Тут Анфан заплакал навзрыд и еще больше обострил ситуацию. По правде говоря, притворялся он отлично, так здорово, что в других обстоятельствах я бы и сам растрогался и поверил. Мальчишка говорил на смеси каталанского и французского, добавляя некоторые испанские слова, но знать все эти языки было необязательно, чтобы понять смысл его слов: из его речи получалось, будто я исчадье ада, сатир, который вынуждает мальчиков сосать его письку, и все в таком же духе. В конце своей душераздирающей речи мальчуган встал на колени и возвел глаза к небу, прося Всевышнего положить конец его жизни, полной несчастий. При этом крупные слезы прокладывали себе путь по его перепачканным землей щекам. Даже пряди его белокурых волос взывали к жалости. Даже сам Марти Сувирия в шестилетнем возрасте не был таким законченным бесстыдником. Я, естественно, все отрицал, но испанский генерал стискивал мою шею с бычьей яростью.
– Молчите, негодяй! И как земля носит таких подлецов, которые испытывают наслаждение, оскорбляя святую невинность? – закричал он и сделал жест, означавший окончательный приговор. – Не стоит продолжать. Все уже сказано.
Фигура его была такой мощной и высокой, что в узкой траншее за ним не было видно сопровождавшей его свиты адъютантов-испанцев. Минуту спустя они все набросились на меня и арестовали.
– До захода солнца вас вздернут на какой-нибудь сук, – проворчал он, грозя мне пальцем.
Он говорил совершенно серьезно, и протестовать или оправдываться не имело никакого смысла.

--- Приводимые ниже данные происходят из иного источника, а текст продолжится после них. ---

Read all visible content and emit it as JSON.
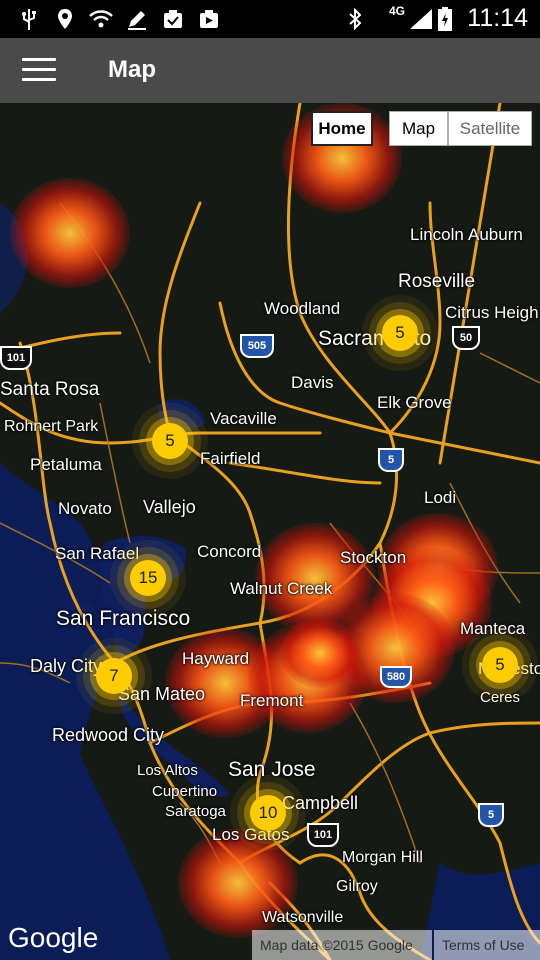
{
  "status_bar": {
    "time": "11:14",
    "network": "4G",
    "icons": [
      "usb-icon",
      "location-icon",
      "wifi-question-icon",
      "pen-icon",
      "clipboard-check-icon",
      "media-icon",
      "bluetooth-icon",
      "signal-icon",
      "battery-charging-icon"
    ]
  },
  "appbar": {
    "title": "Map",
    "menu_icon": "hamburger-menu-icon"
  },
  "map": {
    "home_button": "Home",
    "map_type_map": "Map",
    "map_type_satellite": "Satellite",
    "logo": "Google",
    "attribution": "Map data ©2015 Google",
    "terms": "Terms of Use",
    "cities": [
      {
        "name": "Lincoln"
      },
      {
        "name": "Auburn"
      },
      {
        "name": "Roseville"
      },
      {
        "name": "Woodland"
      },
      {
        "name": "Citrus Heigh"
      },
      {
        "name": "Sacramento"
      },
      {
        "name": "Davis"
      },
      {
        "name": "Santa Rosa"
      },
      {
        "name": "Elk Grove"
      },
      {
        "name": "Vacaville"
      },
      {
        "name": "Rohnert Park"
      },
      {
        "name": "Fairfield"
      },
      {
        "name": "Petaluma"
      },
      {
        "name": "Lodi"
      },
      {
        "name": "Novato"
      },
      {
        "name": "Vallejo"
      },
      {
        "name": "San Rafael"
      },
      {
        "name": "Concord"
      },
      {
        "name": "San Francisco"
      },
      {
        "name": "Manteca"
      },
      {
        "name": "Daly City"
      },
      {
        "name": "Hayward"
      },
      {
        "name": "San Mateo"
      },
      {
        "name": "Ceres"
      },
      {
        "name": "Redwood City"
      },
      {
        "name": "San Jose"
      },
      {
        "name": "Los Altos"
      },
      {
        "name": "Cupertino"
      },
      {
        "name": "Campbell"
      },
      {
        "name": "Saratoga"
      },
      {
        "name": "Los Gatos"
      },
      {
        "name": "Morgan Hill"
      },
      {
        "name": "Gilroy"
      },
      {
        "name": "Watsonville"
      },
      {
        "name": "Walnut Creek"
      },
      {
        "name": "Fremont"
      },
      {
        "name": "Modesto"
      },
      {
        "name": "Stockton"
      }
    ],
    "highway_shields": [
      "505",
      "101",
      "50",
      "5",
      "5",
      "101",
      "580",
      "5"
    ],
    "clusters": [
      {
        "count": "5"
      },
      {
        "count": "5"
      },
      {
        "count": "15"
      },
      {
        "count": "7"
      },
      {
        "count": "10"
      },
      {
        "count": "5"
      }
    ],
    "heat_marker_count": 10
  }
}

Только заступничество французского командования перед союзниками могло спасти мне жизнь, но нетрудно было догадаться, что этот испанский генералище не питал нежности к французам. Такой поворот событий очень развеселил Анфана. Когда трое каких-то типов уводили меня из окопа, он сопровождал нас, прыгая вокруг меня и моих конвоиров, и показывал мне нос, растопыривая пальцы обеих рук:
– Вот как весело все получилось! – Потом он перешел на каталанский, чтобы мои конвоиры его не поняли: – Ты ведь хотел, чтобы я вышел из окопов? Так и быть, на этот раз буду послушным. И пойду посмотреть, как тебя вздернут, дурак ты набитый, – разве можно пропустить такое представление!
Возможно, тут произошло чудо, но кто-то вдруг закричал:
– Генерал, генерал! Смотрите! Туда, наверх!

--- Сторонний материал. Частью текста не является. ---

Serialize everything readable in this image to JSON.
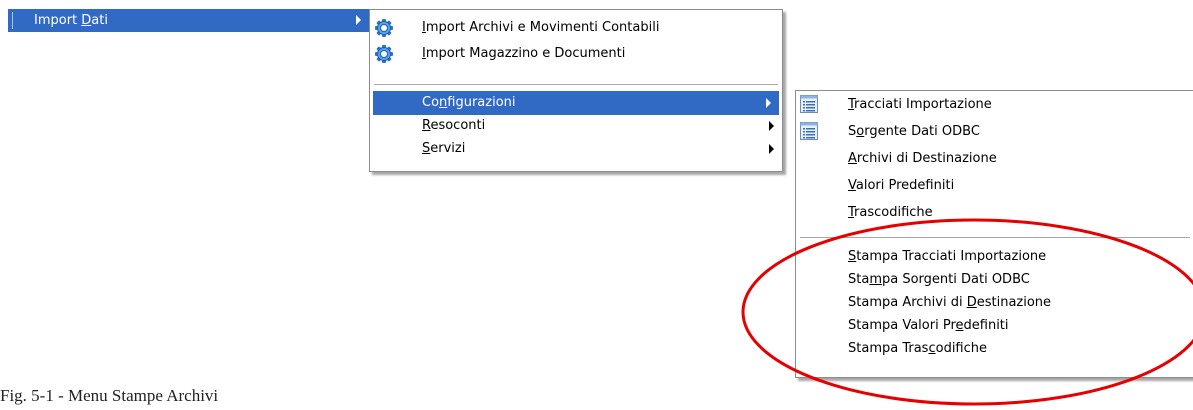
{
  "parent_item": {
    "pre": "Import ",
    "ul": "D",
    "post": "ati"
  },
  "menu1": {
    "items": [
      {
        "pre": "",
        "ul": "I",
        "post": "mport Archivi e Movimenti Contabili",
        "icon": "gear-icon"
      },
      {
        "pre": "",
        "ul": "I",
        "post": "mport Magazzino e Documenti",
        "icon": "gear-icon"
      }
    ],
    "sub": [
      {
        "pre": "Co",
        "ul": "n",
        "post": "figurazioni"
      },
      {
        "pre": "",
        "ul": "R",
        "post": "esoconti"
      },
      {
        "pre": "",
        "ul": "S",
        "post": "ervizi"
      }
    ]
  },
  "menu2": {
    "items": [
      {
        "pre": "",
        "ul": "T",
        "post": "racciati Importazione",
        "icon": "list-icon"
      },
      {
        "pre": "S",
        "ul": "o",
        "post": "rgente Dati ODBC",
        "icon": "list-icon"
      },
      {
        "pre": "",
        "ul": "A",
        "post": "rchivi di Destinazione"
      },
      {
        "pre": "",
        "ul": "V",
        "post": "alori Predefiniti"
      },
      {
        "pre": "",
        "ul": "T",
        "post": "rascodifiche"
      }
    ],
    "prints": [
      {
        "pre": "",
        "ul": "S",
        "post": "tampa Tracciati Importazione"
      },
      {
        "pre": "Sta",
        "ul": "m",
        "post": "pa Sorgenti Dati ODBC"
      },
      {
        "pre": "Stampa Archivi di ",
        "ul": "D",
        "post": "estinazione"
      },
      {
        "pre": "Stampa Valori Pr",
        "ul": "e",
        "post": "definiti"
      },
      {
        "pre": "Stampa Tras",
        "ul": "c",
        "post": "odifiche"
      }
    ]
  },
  "caption": "Fig.  5-1 - Menu Stampe Archivi",
  "colors": {
    "highlight": "#316ac5",
    "annotation": "#e60000"
  }
}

И действительно, прямо над крепостными стенами мы заметили нечто неожиданное: заглушая звуки привычной перестрелки, высоко в небе разорвались сигнальные ракеты, рассыпав над нашими головами яркие огни фейерверка. Это зрелище не имело ничего общего с обычными ружейными выстрелами или с картечью. В голубом летнем небе с треском возникали маленькие желтые и алые звездочки и рассыпались на фоне белоснежных облаков, создавая мимолетную дивную картину, написанную четырьмя красками. К сожалению, мне было в тот момент не до созерцания этой красоты.